In her final chapter Shepherd-Barr discusses Samuel Beckett, whose highlights how human beings in their misdirected concerns about god (as in Waiting for Godot) have become alienated from the natural world. Like the other playwrights Shepherd-Barr discusses, Beckett also does not report evolutionary science; instead, he takes what he needs and fashions those ideas to line up to his own. We don’t know how much of Darwin Beckett read, though he does quote Darwin’s Origin of Species in his notebooks and in a letter writes dismissively of Darwin (244). Similar to Wilder in The Skin of Our Teeth and J.B. Priestly in Summer Day’s Dream, Beckett’s Happy Days provides a scathing assessment of environmental devastation dramatizing how we are destroying the planet.

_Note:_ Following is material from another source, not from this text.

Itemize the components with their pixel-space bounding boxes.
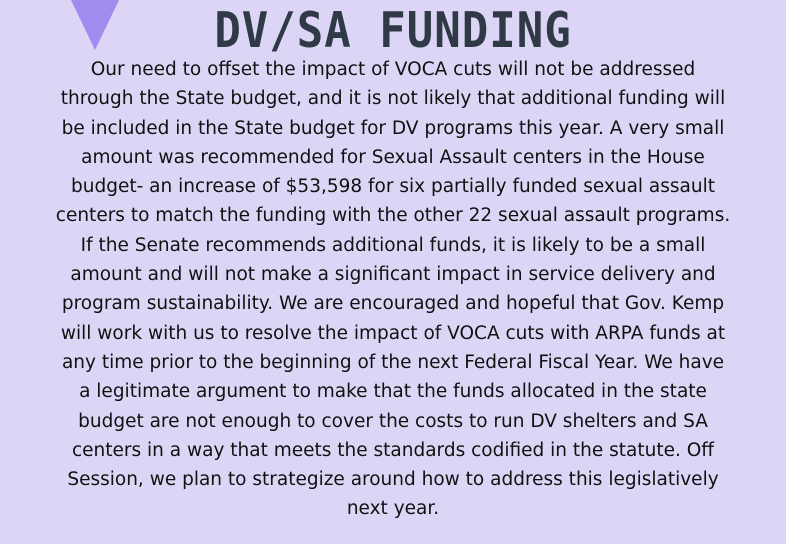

Clearly Beckett echoes Darwin’s geological concerns, Shepherd-Barr stresses. As with Darwin, Beckett emphasizes variation, not fixity; see, e.g., how the tree in Godot changes during the course of the play. In All That Fall Beckett touches on reproduction, hysterectomy, menopause, and abortion. In Breath we witness an entire life in a matter of seconds. In Rough for Theatre I and Endgame there is a sense of human end-time and the destruction of earth or human extinction and universal entropy (253). As Shepherd-Barr says, Beckett is “a dramatist of the end of nature, of our great alienation from our natural surroundings...” (254). He embraces primitive characters, their biological needs, and even “anti-creation” (267).

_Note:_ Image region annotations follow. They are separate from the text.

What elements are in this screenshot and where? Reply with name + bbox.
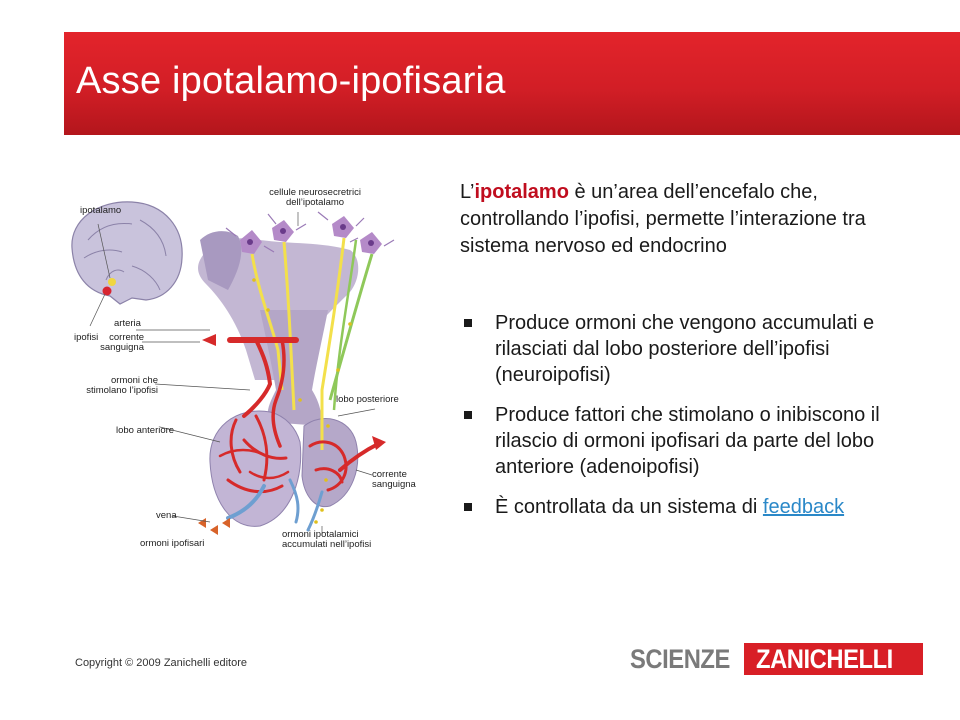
feedback-link[interactable]: feedback <box>762 496 845 518</box>
logo-zanichelli-text: ZANICHELLI <box>755 644 893 674</box>
intro-before: L’ <box>460 181 475 203</box>
label-corrente-sanguigna-right: corrente sanguigna <box>372 469 416 490</box>
bullet-text: Produce fattori che stimolano o inibiscono il rilascio di ormoni ipofisari da parte del lobo anteriore (adenoipofisi) <box>495 404 880 478</box>
intro-emphasis: ipotalamo <box>474 181 569 203</box>
hypothalamus-pituitary-diagram <box>60 180 420 560</box>
bullet-item <box>460 494 880 520</box>
logo-scienze-text: SCIENZE <box>630 643 730 674</box>
logo-zanichelli-box <box>744 643 923 675</box>
label-ormoni-ipofisari: ormoni ipofisari <box>140 538 205 549</box>
bullet-text: È controllata da un sistema di <box>495 496 763 518</box>
copyright-notice: Copyright © 2009 Zanichelli editore <box>75 657 247 669</box>
scienze-zanichelli-logo <box>630 643 923 675</box>
brain-inset <box>72 202 182 326</box>
diagram-illustration <box>60 180 420 560</box>
label-ormoni-ipotalamici: ormoni ipotalamici accumulati nell’ipofisi <box>282 529 372 550</box>
label-lobo-posteriore: lobo posteriore <box>336 394 399 405</box>
label-corrente-sanguigna-left: corrente sanguigna <box>100 332 144 353</box>
label-vena: vena <box>156 510 177 521</box>
intro-paragraph <box>460 179 880 260</box>
bullet-text: Produce ormoni che vengono accumulati e rilasciati dal lobo posteriore dell’ipofisi (neuroipofisi) <box>495 312 875 386</box>
bullet-square-icon <box>464 319 472 327</box>
bullet-square-icon <box>464 503 472 511</box>
bullet-square-icon <box>464 411 472 419</box>
label-cellule-neurosecretrici: cellule neurosecretrici dell’ipotalamo <box>269 187 361 208</box>
label-ipofisi: ipofisi <box>74 332 99 343</box>
label-ormoni-stimolano: ormoni che stimolano l’ipofisi <box>86 375 158 396</box>
bullet-item <box>460 310 880 388</box>
label-ipotalamo: ipotalamo <box>80 205 122 216</box>
intro-after: è un’area dell’encefalo che, controllando l’ipofisi, permette l’interazione tra sistema nervoso ed endocrino <box>460 181 866 257</box>
label-arteria: arteria <box>114 318 141 329</box>
slide-title: Asse ipotalamo-ipofisaria <box>76 60 506 102</box>
bullet-list <box>460 310 880 534</box>
label-lobo-anteriore: lobo anteriore <box>116 425 175 436</box>
bullet-item <box>460 402 880 480</box>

In her epilogue, Shepherd-Barr mentions some contemporary playwrights who also deal with retro-Victorian themes of genetics, eugenics, reproduction, and climate change. The difference with contemporary productions is that they implicate the audience in our evolutionary concerns and environmental problems. I’d venture to say that the contemporaries might try to be more true to the science. But we cannot expect a playwright to offer a scientific paper; the wisdom and entertainment of drama is in how ideas from the scientific community are reinvented on stage.